Montar Gianni Schicchi suele ser siempre un dilema para cualquier teatro. Montar Il Trittico completo es extenuante y costoso, y a la postre largo. Aunque se trata de un programa que suele aparecer en las grandes casas de ópera mundiales, cada vez es más habitual buscar alguna ópera corta con un contraste suficiente para construir un programa doble. Las posibilidades son muchas y el ingenio tiene aquí un lugar importante. Mi primer Gianni Schicchi fue junto a Caballeria rusticana, de Mascagni. Son dos buenas óperas, pero no se dicen gran cosa juntas.
La verdad es que Gianni Schicchi se sitúa en una intersección de la historia de la ópera que la hace única también en eso. Si Gianni Schicchi, que es la última de Il Trittico, fue también la última en componerse (cosa que no sé), entonces se trata de la última ópera acabada por el maestro, ya que la definitiva, Turandot, quedó inacabada. Esto es mucho decir, ya que en esos años postreros, Puccini era aún un hombre en plena forma mental y creativa, y todo parece indicar que era extremadamente consciente del dilema por el que atravesaba la ópera. Si Gianni Schicchi es un prodigio es porque debe mucho a una formidable energía dramática con la que Puccini parece estar echándole un pulso al cine, que ya en esos años (1918), amenazaba mortalmente a la gran forma de contar historias de occidente. Esa clase de pulsos, ya se sabe, se pierden, pero, ¡qué pérdida! (como dicen los familiares del muerto, despojados de lo más granado de su herencia por la astucia de Schicchi) El resultado es un testamento en forma de manifiesto. Y es que Gianni Schicchi es la ópera con más proyección de futuro de Puccini (en mi modesta opinión), capaz de iluminar el sendero de un género para el que se han borrado ya todos los caminos.
Frente a este monumento, no pasa nada si una ópera corta y primeriza, como Blue Monday, aparece como un modesto aperitivo. Es más, si saltan algunas chispas, si algún momento lírico hace rebotar ligeros resplandores entre una y otra, la ganancia es mucha. Incluso, tras Blue Monday, parece que Gianni Schicchi suena un poco a jazz. Es solo un espejismo, pero ¡tan gozoso!

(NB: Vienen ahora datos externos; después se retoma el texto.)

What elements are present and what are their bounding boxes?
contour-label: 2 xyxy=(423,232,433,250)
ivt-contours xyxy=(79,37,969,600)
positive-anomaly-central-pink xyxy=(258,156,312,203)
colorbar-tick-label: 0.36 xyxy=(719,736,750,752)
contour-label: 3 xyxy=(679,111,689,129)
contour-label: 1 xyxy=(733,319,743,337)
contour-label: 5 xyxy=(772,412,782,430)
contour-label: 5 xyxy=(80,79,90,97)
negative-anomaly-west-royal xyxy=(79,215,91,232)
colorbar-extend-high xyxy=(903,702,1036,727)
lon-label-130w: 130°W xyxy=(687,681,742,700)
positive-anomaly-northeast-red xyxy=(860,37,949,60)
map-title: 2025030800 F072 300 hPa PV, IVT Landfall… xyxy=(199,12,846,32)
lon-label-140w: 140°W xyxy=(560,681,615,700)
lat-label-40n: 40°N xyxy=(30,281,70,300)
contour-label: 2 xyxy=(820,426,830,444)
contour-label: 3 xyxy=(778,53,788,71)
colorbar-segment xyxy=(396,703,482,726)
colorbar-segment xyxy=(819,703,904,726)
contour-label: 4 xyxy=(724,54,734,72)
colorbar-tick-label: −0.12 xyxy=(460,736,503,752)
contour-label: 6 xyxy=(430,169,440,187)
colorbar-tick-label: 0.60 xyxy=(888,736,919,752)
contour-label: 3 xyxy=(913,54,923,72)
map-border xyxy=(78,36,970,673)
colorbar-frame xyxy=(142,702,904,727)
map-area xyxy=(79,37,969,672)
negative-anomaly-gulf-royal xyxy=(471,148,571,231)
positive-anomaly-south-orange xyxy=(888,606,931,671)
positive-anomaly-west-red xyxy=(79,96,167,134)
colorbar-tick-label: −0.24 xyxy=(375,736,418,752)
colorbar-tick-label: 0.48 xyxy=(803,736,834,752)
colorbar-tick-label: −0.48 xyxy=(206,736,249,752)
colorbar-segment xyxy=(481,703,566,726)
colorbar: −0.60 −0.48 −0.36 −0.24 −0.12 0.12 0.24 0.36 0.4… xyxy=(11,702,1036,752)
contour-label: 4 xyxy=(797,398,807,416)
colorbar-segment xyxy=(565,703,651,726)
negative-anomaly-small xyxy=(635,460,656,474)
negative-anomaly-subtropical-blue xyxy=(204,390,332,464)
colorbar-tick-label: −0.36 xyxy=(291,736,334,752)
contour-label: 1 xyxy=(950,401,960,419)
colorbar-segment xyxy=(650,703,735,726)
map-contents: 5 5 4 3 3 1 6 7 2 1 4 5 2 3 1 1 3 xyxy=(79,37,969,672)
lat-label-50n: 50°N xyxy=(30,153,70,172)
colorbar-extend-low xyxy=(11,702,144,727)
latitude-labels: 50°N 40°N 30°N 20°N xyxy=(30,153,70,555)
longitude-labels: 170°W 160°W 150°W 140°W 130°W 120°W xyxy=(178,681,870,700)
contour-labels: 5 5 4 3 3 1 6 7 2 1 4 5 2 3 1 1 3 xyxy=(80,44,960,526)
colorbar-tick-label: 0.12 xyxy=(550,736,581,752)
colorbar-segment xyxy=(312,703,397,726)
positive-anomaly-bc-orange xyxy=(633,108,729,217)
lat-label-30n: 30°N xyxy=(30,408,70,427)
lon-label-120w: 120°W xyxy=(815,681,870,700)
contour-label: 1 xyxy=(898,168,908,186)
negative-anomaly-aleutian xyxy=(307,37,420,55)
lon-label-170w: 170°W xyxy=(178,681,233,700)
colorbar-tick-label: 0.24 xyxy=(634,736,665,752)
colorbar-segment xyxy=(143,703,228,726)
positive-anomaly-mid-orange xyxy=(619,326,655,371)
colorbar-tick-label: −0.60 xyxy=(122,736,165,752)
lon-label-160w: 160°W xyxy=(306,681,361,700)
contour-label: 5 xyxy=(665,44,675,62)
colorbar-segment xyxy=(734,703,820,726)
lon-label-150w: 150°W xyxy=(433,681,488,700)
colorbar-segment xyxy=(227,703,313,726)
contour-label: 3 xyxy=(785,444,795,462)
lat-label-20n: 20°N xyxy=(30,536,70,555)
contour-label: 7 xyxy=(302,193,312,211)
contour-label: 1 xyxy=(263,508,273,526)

En cualquier caso, el programa de febrero del Teatro São Carlos de Lisboa ha sido una fiesta lírica de haute cuisine. Ha merecido la pena la peregrinación. Las puestas en escena han sido discutibles (como, por otra parte, lo son la mayoría en estos tiempos confusos); Gianni Schicchi lo aguanta todo si la parte musical es, cuando menos, correcta. Con Blue Monday, ópera desconocida para quien esto firma, había que hacer un esfuerzo mayor para sobreponerse a los arreglos de la escena. Pero, pese a todo, ¡qué tarde! Hasta el Pessoa metálico de La Brasileira parecía sonreír a la salida de la ópera.